The subjects who were trying to lose weight did better, but still failed to accurately estimate their calories burned and eaten. In all the participants from all four groups, there was a range of calories burned estimation error between 280 and 702 calories per day.

4. One weekend of overeating can cancel out a whole week of dieting and training: Most people believe the cliché, “You can’t out-train a lousy diet” is more or less true. At the Washington University School of Medicine in St. Louis, a study was designed to find out whether a “lousy diet” on weekends specifically, was causing weight loss failure.
Prior to this study, the best evidence for weekend eating causing fat loss plateaus or weight gain, came from the National Weight control Registry (NWCR). NWCR research had found an association between lower weekday to weekend diet consistency with weight loss relapse.

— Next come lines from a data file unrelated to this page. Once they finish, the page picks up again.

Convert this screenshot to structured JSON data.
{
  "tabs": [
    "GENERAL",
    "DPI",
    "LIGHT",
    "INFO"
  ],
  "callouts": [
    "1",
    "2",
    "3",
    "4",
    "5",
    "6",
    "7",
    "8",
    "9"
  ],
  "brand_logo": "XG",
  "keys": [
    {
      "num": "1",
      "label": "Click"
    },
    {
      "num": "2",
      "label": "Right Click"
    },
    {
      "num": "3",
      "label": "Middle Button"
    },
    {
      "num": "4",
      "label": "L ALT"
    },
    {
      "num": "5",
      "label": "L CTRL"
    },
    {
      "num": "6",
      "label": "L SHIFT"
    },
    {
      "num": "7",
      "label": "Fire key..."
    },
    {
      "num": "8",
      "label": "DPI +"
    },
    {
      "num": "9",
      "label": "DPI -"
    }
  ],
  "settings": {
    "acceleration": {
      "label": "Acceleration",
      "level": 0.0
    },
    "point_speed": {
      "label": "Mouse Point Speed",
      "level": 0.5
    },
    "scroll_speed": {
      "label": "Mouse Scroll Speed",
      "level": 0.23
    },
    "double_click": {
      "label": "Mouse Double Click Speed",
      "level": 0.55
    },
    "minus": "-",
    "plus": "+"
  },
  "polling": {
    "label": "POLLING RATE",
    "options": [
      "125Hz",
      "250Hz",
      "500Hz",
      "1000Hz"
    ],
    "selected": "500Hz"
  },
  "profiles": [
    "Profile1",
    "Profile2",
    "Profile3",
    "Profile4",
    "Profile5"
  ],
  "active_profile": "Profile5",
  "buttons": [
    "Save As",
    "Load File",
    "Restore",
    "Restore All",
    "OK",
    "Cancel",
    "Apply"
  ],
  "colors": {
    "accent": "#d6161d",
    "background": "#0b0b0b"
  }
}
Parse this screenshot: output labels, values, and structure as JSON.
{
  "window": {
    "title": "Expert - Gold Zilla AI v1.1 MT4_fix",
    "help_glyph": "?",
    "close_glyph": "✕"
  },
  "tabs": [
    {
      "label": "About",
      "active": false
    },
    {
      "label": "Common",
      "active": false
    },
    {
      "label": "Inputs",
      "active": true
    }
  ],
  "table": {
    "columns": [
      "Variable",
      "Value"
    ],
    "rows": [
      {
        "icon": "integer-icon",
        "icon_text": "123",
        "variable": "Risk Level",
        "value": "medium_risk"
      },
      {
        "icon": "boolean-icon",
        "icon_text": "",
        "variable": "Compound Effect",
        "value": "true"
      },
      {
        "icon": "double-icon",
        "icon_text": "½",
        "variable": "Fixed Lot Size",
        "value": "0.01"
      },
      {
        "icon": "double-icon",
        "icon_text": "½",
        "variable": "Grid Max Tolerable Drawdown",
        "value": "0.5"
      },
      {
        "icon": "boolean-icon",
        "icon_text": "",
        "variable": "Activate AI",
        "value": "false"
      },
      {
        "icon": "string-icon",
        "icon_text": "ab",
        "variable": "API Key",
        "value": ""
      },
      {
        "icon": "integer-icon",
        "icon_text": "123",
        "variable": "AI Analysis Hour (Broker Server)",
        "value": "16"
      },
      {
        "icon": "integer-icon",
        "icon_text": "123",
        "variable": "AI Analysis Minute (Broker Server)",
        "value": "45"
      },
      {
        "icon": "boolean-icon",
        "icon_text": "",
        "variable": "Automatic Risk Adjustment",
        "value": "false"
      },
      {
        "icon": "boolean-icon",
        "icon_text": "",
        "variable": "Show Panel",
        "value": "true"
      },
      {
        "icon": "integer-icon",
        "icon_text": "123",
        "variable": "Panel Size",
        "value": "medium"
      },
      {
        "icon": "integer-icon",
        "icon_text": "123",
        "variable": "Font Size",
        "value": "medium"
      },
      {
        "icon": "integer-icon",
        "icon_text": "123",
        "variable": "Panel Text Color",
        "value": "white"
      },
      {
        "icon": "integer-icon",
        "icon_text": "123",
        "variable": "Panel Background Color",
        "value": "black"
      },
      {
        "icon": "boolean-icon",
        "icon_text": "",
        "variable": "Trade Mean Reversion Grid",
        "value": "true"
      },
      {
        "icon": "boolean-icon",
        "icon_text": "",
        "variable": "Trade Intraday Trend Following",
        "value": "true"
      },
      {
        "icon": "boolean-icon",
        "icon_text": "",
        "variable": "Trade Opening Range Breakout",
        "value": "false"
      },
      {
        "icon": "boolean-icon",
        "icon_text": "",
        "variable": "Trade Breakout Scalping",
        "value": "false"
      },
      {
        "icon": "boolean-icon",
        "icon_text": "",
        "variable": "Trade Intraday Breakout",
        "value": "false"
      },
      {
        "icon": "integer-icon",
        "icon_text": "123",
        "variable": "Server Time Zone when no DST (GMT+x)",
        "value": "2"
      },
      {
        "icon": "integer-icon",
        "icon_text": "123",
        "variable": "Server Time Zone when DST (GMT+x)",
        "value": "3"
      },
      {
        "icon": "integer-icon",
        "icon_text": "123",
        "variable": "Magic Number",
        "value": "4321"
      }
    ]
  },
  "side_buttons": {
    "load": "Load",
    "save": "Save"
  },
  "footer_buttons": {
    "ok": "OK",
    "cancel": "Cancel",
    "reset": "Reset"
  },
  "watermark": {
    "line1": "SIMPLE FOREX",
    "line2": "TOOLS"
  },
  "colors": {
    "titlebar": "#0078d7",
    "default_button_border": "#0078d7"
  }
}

People who maintained the same eating patterns on weekends as weekdays were more likely to maintain their weight during the subsequent year. The newer study was a randomized controlled trial with a large sample size, and it ran for a whole year. It measured compliance to diet and exercise during the week as compared to the weekend, as well as changes in body weight during the week as compared to the weekend.

Over the entire 52 weeks, what they discovered was that both test groups – a calorie restricted group and an exercise group – successfully adhered to their calorie deficit on the weekdays. On the weekends, however, calorie restricted participants stopped losing weight and exercise participants actually gained weight.

The study was the first controlled trial to confirm what the NWCR had reported observationally and what we always suspected: weight gain does happen on the weekends more than the weekdays and it’s because of increased calorie intake on the weekends. Things go awry because most people have different eating schedules, patterns or habits on the weekends than on weekdays.

Calorie intake was highest on Saturdays – about 236 calories more than on weekdays, mostly from fatty foods. A couple hundred calories more on Saturday doesn’t seem like much, and of course it’s possible to eat more on some days than others and still have a weekly deficit.

But the excess calories most people eat on weekends are not a part of deliberate, controlled refeeds, built into a weekly plan to maintain an overall deficit. The weekend excess most people eat is overlooked and adds up over time.

Just this barely noticeable increase in weekend food intake could cause a weight gain of nearly 9 pounds if you didn’t catch it and let it go on unchecked all year long. Of course, some people indulge even more than others from Friday night through Sunday, so the fat gain could be even higher. Note that weekends come around 52 times a year.